Kerumitan untuk mengakses kompas cetak versi digital ini dengan berbagai versi dan platform dikira Kompas cukup merepotkan. Dari sisi produksinya juga akan menambah biaya operasional sementara jangkauan pembaca tidak bertambah. Demi varian yang berbeda tadi, meskipun tidak semahal versi cetak koran, harus ada tambahan pekerja. ePaper pun masih tidak nyaman.
Dari pada membuat kompas cetak versi digital dengan berbagai platform, maka dimunculkan kompas.id tanpa ada addon dan langsung bisa diakses lewat peramban. Versi ini lebih ringkas. Ini jauh lebih mudah dan hanya satu produk dari versi cetak yang bisa diakses dengan berbagai gawai.
Akan tetapi, seperti disampaiakn di awal, versi digital Kompas cetak ini ditenggarai sebagai ancang-ancang menyambut kematian versi cetak yang mungkin sudah di depan mata. Generasi pembaca koran cetak, yang bisa diklasifikasikan sebagai digital refugee dan digital migrant, pasti akan hilang pada waktunya.
Generasi selanjutnya, digital native yang digital-minded, generasi yang begitu lahir langsung berkenalan dengan platfom digital. Generasi ini akan rikuh dengan dokumen berbasis kertas, termasuk bahan bacaannya. Segala sesuatu harus bisa diakses dengan cepat dan dari mana saja. Ini memang masih tergantung pada pihak ketiga, yakni sambungan internet.
Di samping memenuhi kebutuhan pelanggan masa depannya, kompas cetak juga dapat memperluas jangkauannya hingga ke pelosok bumi. Syaratnya internet ada. Tantangannya disamping ketersediaan koneksi internet yang pastinya berbeda disetiap lokasi, kontenya juga harus relatif ringan. Jika lambat dan berat ketika mengunduh, maka generasi digital native ini pun akan secepat kilat berpindah situs. Itulah sifat mereka. Tidak sabaran.
Hilangnya versi cetak ini dari sisi para aktivis lingkungan sangat menguntungkan. Permintaan koran cetak tentunya akan mengurangi permintaan kertas yang hulunya berkurangnya penebangan kayu sebagai bahan baku pembuat kertas. Tetapi, dari sisi Kompas sendiri masih ada tantangan termasuk menyeimbangkan pemasukan yang sama atau lebih besar untuk menjaga dapur perusahaan tetap ngebul. Pendapatan iklan harus digarap secara maksimal. Tetapi satu sisi jika terlalu banyak akan memberatkan dalam proses unduh.

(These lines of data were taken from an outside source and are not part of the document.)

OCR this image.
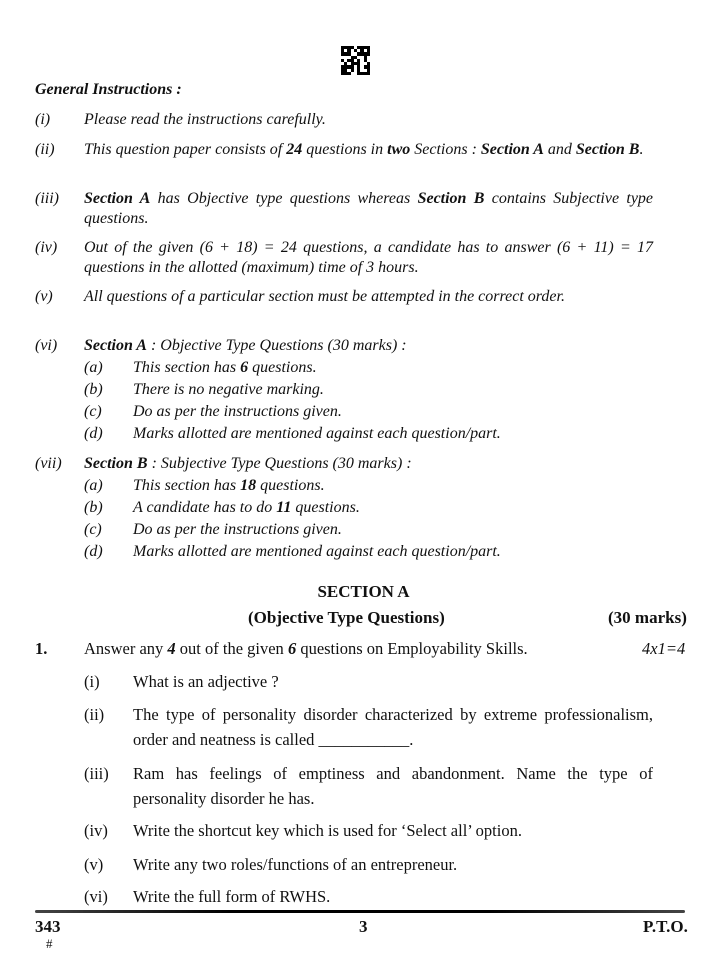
General Instructions :
(i) Please read the instructions carefully.
(ii) This question paper consists of 24 questions in two Sections : Section A and Section B.
(iii) Section A has Objective type questions whereas Section B contains Subjective type questions.
(iv) Out of the given (6 + 18) = 24 questions, a candidate has to answer (6 + 11) = 17 questions in the allotted (maximum) time of 3 hours.
(v) All questions of a particular section must be attempted in the correct order.
(vi) Section A : Objective Type Questions (30 marks) :
(a) This section has 6 questions.
(b) There is no negative marking.
(c) Do as per the instructions given.
(d) Marks allotted are mentioned against each question/part.
(vii) Section B : Subjective Type Questions (30 marks) :
(a) This section has 18 questions.
(b) A candidate has to do 11 questions.
(c) Do as per the instructions given.
(d) Marks allotted are mentioned against each question/part.
SECTION A
(Objective Type Questions)	(30 marks)
1. Answer any 4 out of the given 6 questions on Employability Skills.	4x1=4
(i) What is an adjective ?
(ii) The type of personality disorder characterized by extreme professionalism, order and neatness is called ___________.
(iii) Ram has feelings of emptiness and abandonment. Name the type of personality disorder he has.
(iv) Write the shortcut key which is used for ‘Select all’ option.
(v) Write any two roles/functions of an entrepreneur.
(vi) Write the full form of RWHS.
343
#
3	P.T.O.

Dalam Diskusi Kelompok Terfokus dengan tema Kebiasaan Anda Bermedia pada tanggal 26 April 2017, dimana penulis menjadi salah satu pesertanya, ditemukan fakta bahwa kebanyakan iklan akan mengganggu pembaca. Jika tidak nyaman dan mengganggu, pembaca akan segera meninggalkan situs.
Selain itu juga ditemukan juga bahwa jika berbayar, maka akan cenderung pelanggan berpindah, mencari berita dari sumber lain yang tidak berbayar. Ini sejalan dengan pendapat Peter Peterson, Kolumnis untuk the Guardian dan the Observer, yang mengatakan paywalls push readers away.
Akan tetapi, dengan segala tantangannya, Kompas meluncurkan Kompas.id. Hari ini, sepertinya Kompas.id sudah resmi. Memang tidak ada deklarasi yang disampaikan. Ini hanya terbakan. Sebabnya, tulisan beta pada logo Kompasnya sudah disingkirkan. Era kematian media cetak memang sudah harus diantisipasi jauh-jauh hari.